The scam arrives as online services continue to tighten security requirements to protect users’ accounts or to crack down on fraudulent activities – making the attack appear all the more authentic.
Like other online financial services providers, PayPal does, under some circumstances, ask users for additional proofs of identity, such as a photo of themselves taken from a mobile device or a photo ID.
The phishing scam appears to exploit this fact to obtain identification materials that researchers believe may be intended to help them launder money.
The scam asks users to submit a photo of themselves holding photo ID and a credit card
Like other phishing scams, this one begins with an authentic-looking email bearing the PayPal logo and address.

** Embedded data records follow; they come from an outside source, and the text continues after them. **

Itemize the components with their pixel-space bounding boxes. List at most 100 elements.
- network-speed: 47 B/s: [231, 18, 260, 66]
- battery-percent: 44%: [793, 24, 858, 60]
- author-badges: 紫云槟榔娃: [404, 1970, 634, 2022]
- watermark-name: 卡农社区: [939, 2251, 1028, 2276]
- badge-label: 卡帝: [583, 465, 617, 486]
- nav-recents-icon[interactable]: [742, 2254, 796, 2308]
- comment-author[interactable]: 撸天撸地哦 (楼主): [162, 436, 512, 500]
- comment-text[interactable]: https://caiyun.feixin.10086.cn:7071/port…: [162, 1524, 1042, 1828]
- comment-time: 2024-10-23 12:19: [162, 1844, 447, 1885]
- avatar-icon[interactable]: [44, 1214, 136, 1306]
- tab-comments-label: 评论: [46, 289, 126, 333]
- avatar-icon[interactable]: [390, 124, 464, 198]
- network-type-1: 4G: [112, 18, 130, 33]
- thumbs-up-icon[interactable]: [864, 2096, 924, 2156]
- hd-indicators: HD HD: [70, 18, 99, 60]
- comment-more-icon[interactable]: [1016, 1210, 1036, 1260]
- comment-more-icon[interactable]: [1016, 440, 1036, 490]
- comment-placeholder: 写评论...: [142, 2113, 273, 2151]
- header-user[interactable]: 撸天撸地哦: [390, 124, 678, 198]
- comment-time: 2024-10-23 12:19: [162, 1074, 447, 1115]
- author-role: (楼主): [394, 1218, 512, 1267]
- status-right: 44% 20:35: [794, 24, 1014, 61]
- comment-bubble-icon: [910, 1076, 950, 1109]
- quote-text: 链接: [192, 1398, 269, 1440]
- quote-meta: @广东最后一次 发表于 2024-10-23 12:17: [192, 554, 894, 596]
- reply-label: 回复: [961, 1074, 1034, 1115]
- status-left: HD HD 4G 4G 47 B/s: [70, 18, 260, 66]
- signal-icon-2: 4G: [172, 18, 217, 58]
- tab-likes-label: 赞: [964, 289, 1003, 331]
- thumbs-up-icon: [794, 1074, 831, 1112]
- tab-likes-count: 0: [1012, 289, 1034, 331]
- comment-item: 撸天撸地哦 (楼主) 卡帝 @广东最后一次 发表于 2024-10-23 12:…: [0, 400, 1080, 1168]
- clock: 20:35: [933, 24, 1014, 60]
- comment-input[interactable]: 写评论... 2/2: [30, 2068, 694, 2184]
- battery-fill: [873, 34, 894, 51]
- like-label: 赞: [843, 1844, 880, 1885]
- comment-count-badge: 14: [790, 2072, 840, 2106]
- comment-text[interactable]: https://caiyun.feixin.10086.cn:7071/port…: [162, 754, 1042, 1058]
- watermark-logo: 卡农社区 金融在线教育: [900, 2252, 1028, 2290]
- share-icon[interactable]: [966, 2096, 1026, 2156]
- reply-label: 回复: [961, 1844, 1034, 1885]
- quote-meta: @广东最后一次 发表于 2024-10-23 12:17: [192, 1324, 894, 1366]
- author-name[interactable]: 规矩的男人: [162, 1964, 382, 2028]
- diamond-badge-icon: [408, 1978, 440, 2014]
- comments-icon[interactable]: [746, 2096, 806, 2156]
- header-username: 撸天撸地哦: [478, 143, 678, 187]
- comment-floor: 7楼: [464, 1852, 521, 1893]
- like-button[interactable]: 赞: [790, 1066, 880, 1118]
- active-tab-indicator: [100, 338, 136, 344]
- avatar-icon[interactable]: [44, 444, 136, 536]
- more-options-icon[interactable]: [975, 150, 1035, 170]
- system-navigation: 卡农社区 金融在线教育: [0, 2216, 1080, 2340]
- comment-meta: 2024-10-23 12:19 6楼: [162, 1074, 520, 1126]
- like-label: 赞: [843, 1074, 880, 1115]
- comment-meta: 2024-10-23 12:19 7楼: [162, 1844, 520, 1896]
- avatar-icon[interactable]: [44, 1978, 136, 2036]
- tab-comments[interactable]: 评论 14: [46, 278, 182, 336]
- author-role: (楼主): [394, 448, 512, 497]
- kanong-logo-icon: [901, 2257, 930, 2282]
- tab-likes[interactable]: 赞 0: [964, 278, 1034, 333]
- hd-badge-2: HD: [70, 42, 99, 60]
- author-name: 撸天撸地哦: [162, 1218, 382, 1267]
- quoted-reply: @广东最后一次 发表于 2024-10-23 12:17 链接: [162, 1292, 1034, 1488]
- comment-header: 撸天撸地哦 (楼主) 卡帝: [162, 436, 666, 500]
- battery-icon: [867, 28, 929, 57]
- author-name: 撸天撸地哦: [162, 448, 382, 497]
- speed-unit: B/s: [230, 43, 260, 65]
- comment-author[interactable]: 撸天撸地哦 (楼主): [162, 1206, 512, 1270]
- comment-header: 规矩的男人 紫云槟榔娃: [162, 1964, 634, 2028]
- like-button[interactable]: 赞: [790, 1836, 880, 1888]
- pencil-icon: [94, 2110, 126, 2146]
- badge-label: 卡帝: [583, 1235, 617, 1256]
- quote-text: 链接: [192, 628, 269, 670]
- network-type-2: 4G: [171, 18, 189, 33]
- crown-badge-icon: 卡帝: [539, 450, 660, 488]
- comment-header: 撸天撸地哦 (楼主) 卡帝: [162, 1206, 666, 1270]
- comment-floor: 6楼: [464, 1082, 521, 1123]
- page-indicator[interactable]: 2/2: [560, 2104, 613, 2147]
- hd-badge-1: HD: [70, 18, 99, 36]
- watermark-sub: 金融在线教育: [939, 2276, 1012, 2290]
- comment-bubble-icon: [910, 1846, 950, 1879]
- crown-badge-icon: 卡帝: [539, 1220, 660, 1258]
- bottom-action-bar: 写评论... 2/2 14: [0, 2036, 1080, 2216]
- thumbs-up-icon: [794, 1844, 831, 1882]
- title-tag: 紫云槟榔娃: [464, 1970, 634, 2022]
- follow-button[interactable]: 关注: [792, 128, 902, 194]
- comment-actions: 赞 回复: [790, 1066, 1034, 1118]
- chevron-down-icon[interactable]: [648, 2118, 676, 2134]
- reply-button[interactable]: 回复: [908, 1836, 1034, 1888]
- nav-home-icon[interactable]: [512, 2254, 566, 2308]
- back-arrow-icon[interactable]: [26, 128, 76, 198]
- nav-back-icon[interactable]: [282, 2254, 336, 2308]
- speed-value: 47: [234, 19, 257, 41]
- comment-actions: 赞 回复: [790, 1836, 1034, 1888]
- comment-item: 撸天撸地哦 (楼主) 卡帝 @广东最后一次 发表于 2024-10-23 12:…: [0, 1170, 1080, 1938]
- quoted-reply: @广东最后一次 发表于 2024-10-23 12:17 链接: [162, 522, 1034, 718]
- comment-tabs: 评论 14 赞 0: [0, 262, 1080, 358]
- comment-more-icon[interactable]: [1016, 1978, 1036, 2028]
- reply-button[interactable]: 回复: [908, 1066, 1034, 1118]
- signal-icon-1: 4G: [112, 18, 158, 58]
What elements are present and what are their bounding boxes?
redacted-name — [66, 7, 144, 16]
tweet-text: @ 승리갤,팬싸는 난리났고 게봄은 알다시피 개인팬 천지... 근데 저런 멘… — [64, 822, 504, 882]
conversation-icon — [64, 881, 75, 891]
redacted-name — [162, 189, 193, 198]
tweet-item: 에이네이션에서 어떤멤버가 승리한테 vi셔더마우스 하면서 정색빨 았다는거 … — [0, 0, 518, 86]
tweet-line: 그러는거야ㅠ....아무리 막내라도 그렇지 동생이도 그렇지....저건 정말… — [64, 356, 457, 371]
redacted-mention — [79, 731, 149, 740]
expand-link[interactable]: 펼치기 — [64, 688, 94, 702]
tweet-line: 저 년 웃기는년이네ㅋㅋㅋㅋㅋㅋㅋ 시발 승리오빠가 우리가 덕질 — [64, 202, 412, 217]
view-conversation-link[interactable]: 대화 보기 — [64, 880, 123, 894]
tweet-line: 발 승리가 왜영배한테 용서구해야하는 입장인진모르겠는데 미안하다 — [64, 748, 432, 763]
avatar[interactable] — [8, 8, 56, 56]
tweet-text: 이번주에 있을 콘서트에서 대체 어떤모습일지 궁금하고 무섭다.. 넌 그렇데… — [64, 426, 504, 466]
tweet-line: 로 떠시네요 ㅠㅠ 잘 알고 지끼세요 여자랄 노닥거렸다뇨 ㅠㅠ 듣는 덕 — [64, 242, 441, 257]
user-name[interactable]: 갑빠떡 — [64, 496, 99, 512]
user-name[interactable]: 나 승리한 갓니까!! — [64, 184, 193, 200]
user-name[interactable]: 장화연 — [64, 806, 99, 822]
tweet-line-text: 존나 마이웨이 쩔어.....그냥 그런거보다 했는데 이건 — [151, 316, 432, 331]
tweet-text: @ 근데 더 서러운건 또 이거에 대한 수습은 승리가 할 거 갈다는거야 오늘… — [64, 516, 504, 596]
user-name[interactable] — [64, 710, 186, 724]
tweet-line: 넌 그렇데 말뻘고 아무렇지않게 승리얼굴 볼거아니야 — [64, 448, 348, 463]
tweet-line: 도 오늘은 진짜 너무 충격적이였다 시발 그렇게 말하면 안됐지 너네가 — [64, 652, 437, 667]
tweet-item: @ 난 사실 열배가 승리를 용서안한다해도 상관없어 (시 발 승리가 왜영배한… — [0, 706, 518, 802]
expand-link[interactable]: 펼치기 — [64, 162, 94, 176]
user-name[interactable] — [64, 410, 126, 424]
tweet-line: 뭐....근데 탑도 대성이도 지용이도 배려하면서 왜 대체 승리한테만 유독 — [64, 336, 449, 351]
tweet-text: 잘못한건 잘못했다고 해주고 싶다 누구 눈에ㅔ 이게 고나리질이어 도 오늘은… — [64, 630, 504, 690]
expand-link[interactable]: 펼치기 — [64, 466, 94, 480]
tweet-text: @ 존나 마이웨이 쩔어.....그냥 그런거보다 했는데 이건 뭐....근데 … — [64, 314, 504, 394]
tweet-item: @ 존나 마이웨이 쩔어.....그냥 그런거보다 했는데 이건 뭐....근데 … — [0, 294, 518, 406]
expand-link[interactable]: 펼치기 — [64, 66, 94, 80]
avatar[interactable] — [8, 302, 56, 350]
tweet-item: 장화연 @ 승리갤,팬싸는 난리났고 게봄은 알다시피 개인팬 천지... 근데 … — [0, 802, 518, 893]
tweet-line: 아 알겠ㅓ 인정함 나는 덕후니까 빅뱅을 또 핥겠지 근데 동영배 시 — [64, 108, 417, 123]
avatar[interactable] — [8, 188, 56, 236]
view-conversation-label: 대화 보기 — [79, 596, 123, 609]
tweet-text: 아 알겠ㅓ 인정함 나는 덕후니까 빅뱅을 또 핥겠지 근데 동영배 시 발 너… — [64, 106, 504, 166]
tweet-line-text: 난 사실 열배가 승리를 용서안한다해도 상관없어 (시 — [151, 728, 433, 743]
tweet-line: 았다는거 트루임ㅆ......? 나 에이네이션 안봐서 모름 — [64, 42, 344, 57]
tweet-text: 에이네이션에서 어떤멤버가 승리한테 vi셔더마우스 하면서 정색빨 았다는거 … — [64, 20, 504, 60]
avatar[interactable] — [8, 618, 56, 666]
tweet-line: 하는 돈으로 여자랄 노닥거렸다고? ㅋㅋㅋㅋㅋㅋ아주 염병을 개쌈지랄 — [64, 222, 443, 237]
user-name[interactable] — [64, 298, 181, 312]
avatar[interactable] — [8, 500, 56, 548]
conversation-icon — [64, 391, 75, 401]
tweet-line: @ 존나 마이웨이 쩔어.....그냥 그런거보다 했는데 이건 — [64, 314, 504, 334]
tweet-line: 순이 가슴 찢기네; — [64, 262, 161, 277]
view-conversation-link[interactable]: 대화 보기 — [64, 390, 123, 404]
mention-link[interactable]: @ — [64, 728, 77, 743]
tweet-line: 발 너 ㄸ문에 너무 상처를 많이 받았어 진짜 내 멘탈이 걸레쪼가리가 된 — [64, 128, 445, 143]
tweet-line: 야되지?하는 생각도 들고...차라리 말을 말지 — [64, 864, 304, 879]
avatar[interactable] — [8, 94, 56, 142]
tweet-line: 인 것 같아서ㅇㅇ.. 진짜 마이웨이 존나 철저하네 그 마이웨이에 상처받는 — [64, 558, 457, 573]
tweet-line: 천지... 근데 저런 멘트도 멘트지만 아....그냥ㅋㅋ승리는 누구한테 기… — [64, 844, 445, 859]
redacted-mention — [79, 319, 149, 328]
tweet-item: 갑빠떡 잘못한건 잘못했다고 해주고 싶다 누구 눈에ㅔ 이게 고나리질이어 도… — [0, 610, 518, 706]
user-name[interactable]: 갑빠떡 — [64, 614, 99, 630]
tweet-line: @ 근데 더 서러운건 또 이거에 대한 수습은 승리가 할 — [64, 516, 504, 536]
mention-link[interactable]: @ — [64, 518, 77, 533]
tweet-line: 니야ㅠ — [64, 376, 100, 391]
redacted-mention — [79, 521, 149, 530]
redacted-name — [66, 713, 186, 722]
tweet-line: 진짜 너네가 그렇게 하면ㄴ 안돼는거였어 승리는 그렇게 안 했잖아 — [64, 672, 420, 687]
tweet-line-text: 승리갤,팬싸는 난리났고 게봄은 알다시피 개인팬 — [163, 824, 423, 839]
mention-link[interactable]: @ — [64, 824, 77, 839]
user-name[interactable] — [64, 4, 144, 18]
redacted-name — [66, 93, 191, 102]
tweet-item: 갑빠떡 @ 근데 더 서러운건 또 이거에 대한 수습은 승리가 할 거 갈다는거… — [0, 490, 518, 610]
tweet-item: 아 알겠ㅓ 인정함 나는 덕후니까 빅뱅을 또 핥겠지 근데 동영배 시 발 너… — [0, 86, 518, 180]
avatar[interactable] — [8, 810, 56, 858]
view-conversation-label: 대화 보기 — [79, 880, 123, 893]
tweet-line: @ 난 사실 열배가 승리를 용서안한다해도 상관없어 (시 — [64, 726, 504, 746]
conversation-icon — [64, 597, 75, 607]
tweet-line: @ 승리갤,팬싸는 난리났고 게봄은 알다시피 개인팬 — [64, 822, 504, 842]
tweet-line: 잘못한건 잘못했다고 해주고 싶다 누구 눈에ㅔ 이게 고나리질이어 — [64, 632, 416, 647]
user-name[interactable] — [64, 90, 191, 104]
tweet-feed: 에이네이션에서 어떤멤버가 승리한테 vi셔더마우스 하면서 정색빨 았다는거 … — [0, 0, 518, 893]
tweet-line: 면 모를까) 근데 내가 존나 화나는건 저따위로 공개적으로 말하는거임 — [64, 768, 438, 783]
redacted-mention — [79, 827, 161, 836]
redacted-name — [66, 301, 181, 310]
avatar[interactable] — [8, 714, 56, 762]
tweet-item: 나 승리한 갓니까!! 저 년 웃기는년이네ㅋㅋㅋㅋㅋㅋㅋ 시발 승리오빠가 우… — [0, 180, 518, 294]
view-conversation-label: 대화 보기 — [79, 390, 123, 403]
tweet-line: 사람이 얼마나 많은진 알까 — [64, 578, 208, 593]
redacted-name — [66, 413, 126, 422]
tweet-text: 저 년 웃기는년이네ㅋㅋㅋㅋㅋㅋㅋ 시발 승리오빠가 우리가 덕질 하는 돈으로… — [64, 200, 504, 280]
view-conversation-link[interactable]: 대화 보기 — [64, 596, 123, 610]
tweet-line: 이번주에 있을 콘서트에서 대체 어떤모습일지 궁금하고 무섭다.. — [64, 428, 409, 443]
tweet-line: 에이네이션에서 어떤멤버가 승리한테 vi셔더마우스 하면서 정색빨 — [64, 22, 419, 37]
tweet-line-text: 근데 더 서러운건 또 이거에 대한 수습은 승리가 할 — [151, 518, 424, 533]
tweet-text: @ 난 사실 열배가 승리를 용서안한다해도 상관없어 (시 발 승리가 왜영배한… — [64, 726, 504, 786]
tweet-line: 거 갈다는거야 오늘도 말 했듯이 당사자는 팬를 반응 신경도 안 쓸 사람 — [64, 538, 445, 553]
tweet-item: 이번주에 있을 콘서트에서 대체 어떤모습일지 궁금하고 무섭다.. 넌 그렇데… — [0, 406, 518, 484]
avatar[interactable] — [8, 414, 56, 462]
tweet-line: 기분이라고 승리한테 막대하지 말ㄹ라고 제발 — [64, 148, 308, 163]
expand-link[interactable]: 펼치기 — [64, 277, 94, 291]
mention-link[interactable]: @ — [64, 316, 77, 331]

It informs users their account has been suspended and asks them to click on a link to start an identity verification procedure.
The email contains odd grammatical uses and spelling errors, but otherwise appears genuine, researchers said.
The phishing website to which the user is directed also appears unusually authentic, compared to those employed by off-the-shelf phishing kits, according to PhishMe, which discovered the scam.
It’s hosted on a New Zealand domain that bears a message claiming it has been hacked by an individual called “Mr.Dr3awe”, with the phishing site buried in a subdirectory in order to evade anti-phishing scans.
After asking for users’ account information, name, address, credit card details and the like, the site moves on to the unusual step of asking the target to submit a “selfie” – a photo of themselves from a mobile device – holding a photo ID and payment card.
“If the victim is willing to hand over their phone and credit card numbers, could they possibly be willing to provide even more personal information?” wrote PhishMe’s Chase Sims in an advisory.
The photo is needed “presumably to create cryptocurrency accounts to launder money stolen from victims”, he wrote, noting that the phishing pages and their underlying code show an unusual level of professionalism.
The code “has input validations that most do not”, Sims wrote.
Following the photo upload the user is redirectected to the authentic PayPal site, potentially none the wiser that their identity information has been stolen, Sims said.
The data collected is sent to a Yandex email address tied to a Skype account under the name “Nazat Jou” of “Manzac, France”.
PhishMe recommended users to be wary of suspicious emails and not to follow links embedded in them.The company also provides simulation software that can be used to train individuals to spot and report such attacks.